1103. Die beiden Hände auf dem Pfaffenstieg in Hildesheim.

[897] (S. Seifart Th. II. S. 22 etc.)


An einem Hause im Pfaffenstieg sah man früher eine steinerne Hand, welche eine kleine, steinerne Säule umfaßt hielt. Das bedeutete die abgehauene Hand eines Falschmünzers, der vor vielen hundert Jahren in diesem Hause sein Wesen trieb. Mancher, der Nachts durch den Pfaffenstieg kam, hat diese Säule und diese Hand in feuerrothem Scheine glühen sehen. Jedesmal auf den Tag nämlich, an welchem der Falschmünzer seine Strafe erlitten, erglühte die Hand vor Mitternacht. An einem andern Hause im Pfaffenstieg sah man eine hölzerne Hand, welche ein Streichmaß hielt.
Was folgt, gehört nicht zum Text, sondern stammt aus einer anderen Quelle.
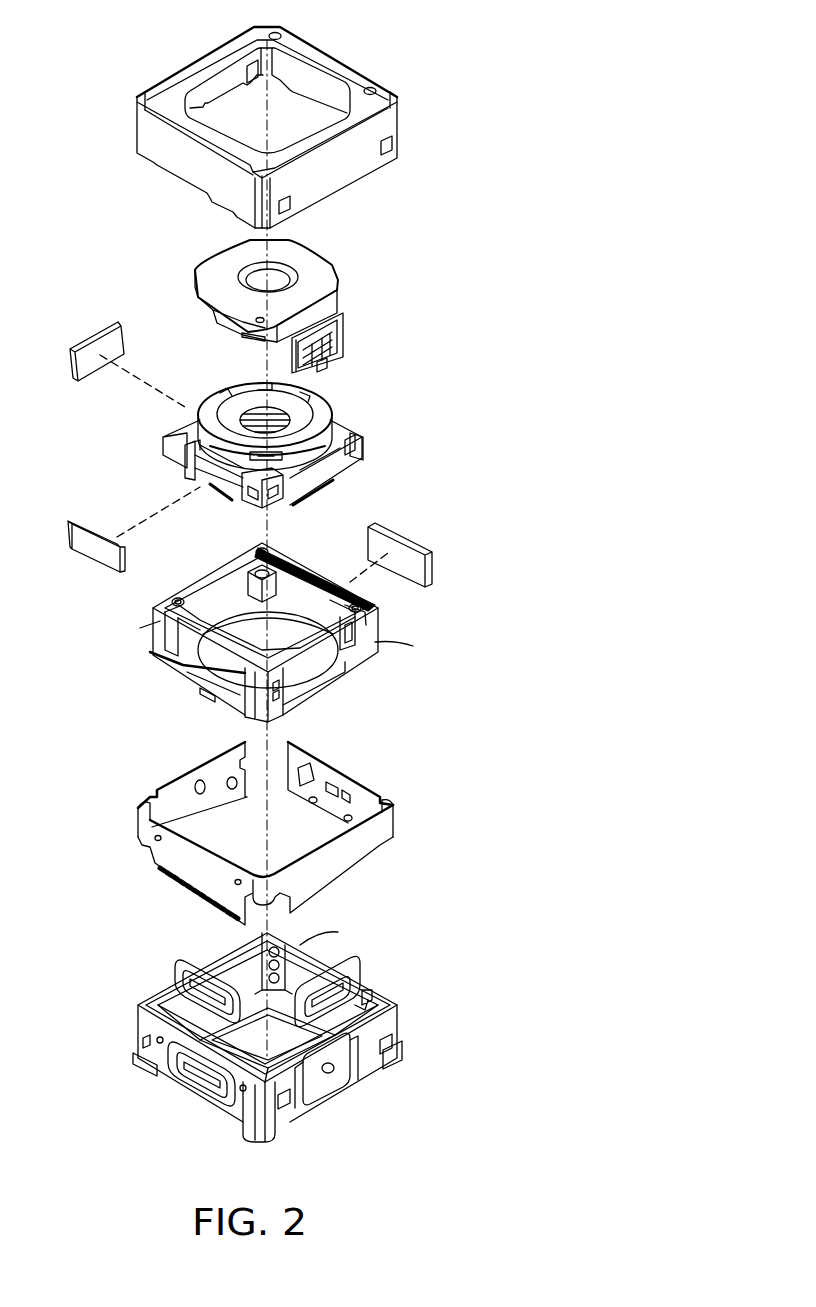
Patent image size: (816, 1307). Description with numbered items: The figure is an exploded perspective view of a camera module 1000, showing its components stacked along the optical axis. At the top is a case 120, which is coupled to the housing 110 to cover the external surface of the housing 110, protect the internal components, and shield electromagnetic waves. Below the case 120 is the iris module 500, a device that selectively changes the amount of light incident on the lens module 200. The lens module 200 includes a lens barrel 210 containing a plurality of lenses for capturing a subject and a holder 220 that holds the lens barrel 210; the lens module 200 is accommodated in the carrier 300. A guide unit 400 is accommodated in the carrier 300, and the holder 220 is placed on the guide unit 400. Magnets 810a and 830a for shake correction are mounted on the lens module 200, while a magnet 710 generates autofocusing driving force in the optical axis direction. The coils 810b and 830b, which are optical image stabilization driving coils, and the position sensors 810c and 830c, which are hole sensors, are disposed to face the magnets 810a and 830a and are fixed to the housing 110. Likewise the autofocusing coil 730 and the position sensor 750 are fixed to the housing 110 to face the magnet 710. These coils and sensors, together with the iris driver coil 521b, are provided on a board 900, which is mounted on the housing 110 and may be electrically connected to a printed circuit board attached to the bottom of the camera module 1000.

Das war die verdorrte Hand eines Kornwucherers, welcher bei einer Theuerung armen hungernden Leuten gegenüber seine Hand zum Fenster herausgestreckt und geschworen hatte, daß er kein Korn mehr habe, »die Hand solle ihm gleich verdorren, wenn er mehr im ganzen Hause habe, als man von einem vollgeschütteten Himpten streichen könne.« Kaum hatte der Bösewicht, der alle Kammern und Böden voll hatte, das Wort gesagt, als ihm Arm und Hand verdorrten.

Quelle:
Johann Georg Theodor Grässe: Sagenbuch des Preußischen Staates 1–2, Band 2, Glogau 1868/71, S. 897.